Among the unexpected changes that have surprised him recently is how quickly some extreme opponents of marijuana legalization in the U.S. – especially among certain political and cultural conservative groups – have been able to “move off of those rigid positions” and consider if not fully embrace the concept of legal and beneficial cannabis.
Not that the marijuana industry as a whole is necessarily ready for prime time. During his address, Hageseth noted that most cannabis businesses still need to step up their game if they want to be taken seriously as professionals. But that’s part of the innovation process, he says, and he pointed at the heady times several decades ago when Steve Jobs and others were revolutionizing the computer industry.

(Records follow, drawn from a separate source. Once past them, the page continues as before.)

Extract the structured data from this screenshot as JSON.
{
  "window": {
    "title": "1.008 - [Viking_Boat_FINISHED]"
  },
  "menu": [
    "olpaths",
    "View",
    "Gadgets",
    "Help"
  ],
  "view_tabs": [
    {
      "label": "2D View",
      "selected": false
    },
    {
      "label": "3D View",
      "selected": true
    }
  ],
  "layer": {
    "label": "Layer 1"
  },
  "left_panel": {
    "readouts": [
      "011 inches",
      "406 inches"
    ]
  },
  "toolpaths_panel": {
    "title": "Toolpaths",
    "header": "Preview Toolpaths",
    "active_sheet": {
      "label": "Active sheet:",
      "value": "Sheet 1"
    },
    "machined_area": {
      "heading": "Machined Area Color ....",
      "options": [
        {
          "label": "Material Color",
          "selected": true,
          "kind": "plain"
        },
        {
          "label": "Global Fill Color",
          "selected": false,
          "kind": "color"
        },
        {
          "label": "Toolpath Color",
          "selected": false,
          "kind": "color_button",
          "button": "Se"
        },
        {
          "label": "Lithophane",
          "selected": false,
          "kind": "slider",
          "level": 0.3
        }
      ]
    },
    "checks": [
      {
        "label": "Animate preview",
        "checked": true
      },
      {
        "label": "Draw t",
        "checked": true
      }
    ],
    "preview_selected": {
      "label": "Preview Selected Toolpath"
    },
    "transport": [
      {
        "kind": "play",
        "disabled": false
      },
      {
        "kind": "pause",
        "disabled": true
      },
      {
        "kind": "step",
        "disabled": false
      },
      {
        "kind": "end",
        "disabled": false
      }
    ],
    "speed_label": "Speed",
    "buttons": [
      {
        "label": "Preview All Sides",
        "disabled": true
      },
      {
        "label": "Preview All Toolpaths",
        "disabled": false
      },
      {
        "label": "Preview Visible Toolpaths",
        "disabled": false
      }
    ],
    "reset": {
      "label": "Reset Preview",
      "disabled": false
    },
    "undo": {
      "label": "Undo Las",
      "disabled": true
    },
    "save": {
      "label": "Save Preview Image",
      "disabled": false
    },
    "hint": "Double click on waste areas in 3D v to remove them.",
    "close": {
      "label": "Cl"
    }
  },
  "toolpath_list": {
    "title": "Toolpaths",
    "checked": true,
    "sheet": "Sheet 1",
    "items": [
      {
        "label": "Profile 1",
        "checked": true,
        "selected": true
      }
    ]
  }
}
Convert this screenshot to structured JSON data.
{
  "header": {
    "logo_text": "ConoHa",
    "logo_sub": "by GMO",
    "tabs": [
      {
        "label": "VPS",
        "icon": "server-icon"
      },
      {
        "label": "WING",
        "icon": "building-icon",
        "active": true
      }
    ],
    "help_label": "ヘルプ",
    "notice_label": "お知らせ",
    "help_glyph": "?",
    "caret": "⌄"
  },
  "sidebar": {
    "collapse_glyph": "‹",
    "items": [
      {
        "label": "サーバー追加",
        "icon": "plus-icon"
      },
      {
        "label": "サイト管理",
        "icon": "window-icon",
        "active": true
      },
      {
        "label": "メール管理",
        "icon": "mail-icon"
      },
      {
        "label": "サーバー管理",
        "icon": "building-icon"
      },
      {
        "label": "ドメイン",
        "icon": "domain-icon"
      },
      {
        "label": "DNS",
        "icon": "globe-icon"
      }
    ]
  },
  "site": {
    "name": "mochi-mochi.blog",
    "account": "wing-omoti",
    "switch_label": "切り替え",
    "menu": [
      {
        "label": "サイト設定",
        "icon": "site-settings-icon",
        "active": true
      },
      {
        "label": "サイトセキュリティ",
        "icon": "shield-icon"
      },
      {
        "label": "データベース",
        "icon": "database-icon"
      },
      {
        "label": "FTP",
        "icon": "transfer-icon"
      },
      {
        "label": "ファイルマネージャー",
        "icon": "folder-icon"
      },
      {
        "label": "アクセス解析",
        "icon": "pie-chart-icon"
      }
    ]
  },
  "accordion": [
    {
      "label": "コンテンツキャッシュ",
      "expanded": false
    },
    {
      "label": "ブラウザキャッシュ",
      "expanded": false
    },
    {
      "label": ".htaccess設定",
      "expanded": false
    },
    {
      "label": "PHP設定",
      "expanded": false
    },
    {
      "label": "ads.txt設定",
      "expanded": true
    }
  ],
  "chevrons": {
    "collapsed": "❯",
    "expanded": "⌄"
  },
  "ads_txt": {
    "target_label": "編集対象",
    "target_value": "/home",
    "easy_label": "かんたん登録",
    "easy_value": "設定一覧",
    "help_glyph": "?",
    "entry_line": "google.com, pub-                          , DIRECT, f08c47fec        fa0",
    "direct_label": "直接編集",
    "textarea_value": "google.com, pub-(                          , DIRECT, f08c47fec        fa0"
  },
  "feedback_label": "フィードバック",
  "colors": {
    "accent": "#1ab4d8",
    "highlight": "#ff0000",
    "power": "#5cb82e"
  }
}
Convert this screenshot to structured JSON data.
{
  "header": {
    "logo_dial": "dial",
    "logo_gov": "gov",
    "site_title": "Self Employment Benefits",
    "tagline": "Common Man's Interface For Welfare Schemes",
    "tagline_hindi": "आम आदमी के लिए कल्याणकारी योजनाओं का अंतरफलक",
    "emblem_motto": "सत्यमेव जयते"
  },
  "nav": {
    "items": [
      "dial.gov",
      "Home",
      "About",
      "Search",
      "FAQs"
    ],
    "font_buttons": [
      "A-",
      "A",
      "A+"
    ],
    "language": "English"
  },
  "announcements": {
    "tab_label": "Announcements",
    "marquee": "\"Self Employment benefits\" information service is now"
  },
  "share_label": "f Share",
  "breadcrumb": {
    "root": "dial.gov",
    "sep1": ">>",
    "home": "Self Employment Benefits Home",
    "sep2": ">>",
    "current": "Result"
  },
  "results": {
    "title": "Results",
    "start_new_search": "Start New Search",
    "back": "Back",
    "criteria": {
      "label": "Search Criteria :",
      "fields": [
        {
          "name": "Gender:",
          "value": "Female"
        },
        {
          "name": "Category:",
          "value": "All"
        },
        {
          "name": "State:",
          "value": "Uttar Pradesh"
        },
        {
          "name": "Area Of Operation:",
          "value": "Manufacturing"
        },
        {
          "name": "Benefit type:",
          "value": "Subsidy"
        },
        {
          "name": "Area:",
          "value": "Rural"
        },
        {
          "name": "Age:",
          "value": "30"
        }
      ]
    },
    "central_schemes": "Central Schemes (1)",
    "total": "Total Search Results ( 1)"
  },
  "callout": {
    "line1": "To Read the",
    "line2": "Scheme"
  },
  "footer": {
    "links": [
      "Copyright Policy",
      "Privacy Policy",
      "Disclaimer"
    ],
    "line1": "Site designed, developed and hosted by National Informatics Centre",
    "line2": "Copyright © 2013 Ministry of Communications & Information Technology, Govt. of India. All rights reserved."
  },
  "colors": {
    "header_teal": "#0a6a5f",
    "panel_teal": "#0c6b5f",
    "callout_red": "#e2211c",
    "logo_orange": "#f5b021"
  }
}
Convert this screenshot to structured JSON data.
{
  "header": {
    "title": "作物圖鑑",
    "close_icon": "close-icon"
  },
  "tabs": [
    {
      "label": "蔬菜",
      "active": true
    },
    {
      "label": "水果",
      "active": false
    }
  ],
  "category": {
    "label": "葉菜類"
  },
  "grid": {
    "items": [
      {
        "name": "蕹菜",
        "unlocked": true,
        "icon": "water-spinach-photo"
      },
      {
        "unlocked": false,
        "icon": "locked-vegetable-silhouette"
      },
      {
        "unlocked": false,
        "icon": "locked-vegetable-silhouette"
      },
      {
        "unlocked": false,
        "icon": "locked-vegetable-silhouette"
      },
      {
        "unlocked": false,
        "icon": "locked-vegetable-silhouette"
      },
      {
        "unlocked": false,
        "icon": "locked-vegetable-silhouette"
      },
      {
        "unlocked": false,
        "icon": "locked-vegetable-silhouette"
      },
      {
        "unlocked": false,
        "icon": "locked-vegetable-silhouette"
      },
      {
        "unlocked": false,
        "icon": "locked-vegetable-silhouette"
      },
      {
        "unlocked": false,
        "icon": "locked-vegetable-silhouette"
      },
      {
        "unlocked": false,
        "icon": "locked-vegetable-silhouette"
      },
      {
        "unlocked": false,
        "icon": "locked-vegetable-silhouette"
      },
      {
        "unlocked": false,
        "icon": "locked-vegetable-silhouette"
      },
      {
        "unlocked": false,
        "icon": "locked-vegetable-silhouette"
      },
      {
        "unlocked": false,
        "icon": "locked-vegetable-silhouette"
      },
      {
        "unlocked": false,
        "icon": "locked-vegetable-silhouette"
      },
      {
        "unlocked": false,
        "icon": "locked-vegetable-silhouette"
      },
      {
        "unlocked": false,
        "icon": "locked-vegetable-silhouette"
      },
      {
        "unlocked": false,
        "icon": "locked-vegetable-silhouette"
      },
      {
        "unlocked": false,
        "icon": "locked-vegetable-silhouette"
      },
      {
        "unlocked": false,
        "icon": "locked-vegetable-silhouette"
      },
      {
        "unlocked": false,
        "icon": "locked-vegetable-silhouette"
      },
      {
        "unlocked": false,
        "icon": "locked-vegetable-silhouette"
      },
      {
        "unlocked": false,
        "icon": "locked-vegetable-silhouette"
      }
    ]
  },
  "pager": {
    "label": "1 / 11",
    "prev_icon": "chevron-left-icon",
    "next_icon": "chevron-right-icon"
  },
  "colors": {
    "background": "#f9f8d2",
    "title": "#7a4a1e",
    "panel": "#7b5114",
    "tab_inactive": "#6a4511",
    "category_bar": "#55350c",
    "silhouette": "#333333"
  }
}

“When you look at those early entrepreneurs…you’d probably describe them just like…the marijuana entrepreneurs,” he says. “Almost hippies; really passionate.” What made changes take place then, he adds, are the same factors influencing the legal cannabis industry now: innovation, invention, entrepreneurship and investment.
Hageseth expects the federal government will end up decriminalizing cannabis; allowing the states to determine their own laws and standards for marijuana. He also believes the legal cannabis industry has yet to truly gain momentum.
“It’s tip of the iceberg right now,” he says. “What will this industry look like? We don’t even know what the products are going to be, you know? There’s going to be vape pens and tinctures and lotions and oils, and it’s going to be in dog food and nutraceuticals. We’re going to have vitamins and supplements with it. There’s going to be connoisseur weed to smoke; there’s going to be cheap joints to take to parties. The expansion of this industry just hasn’t even begun.”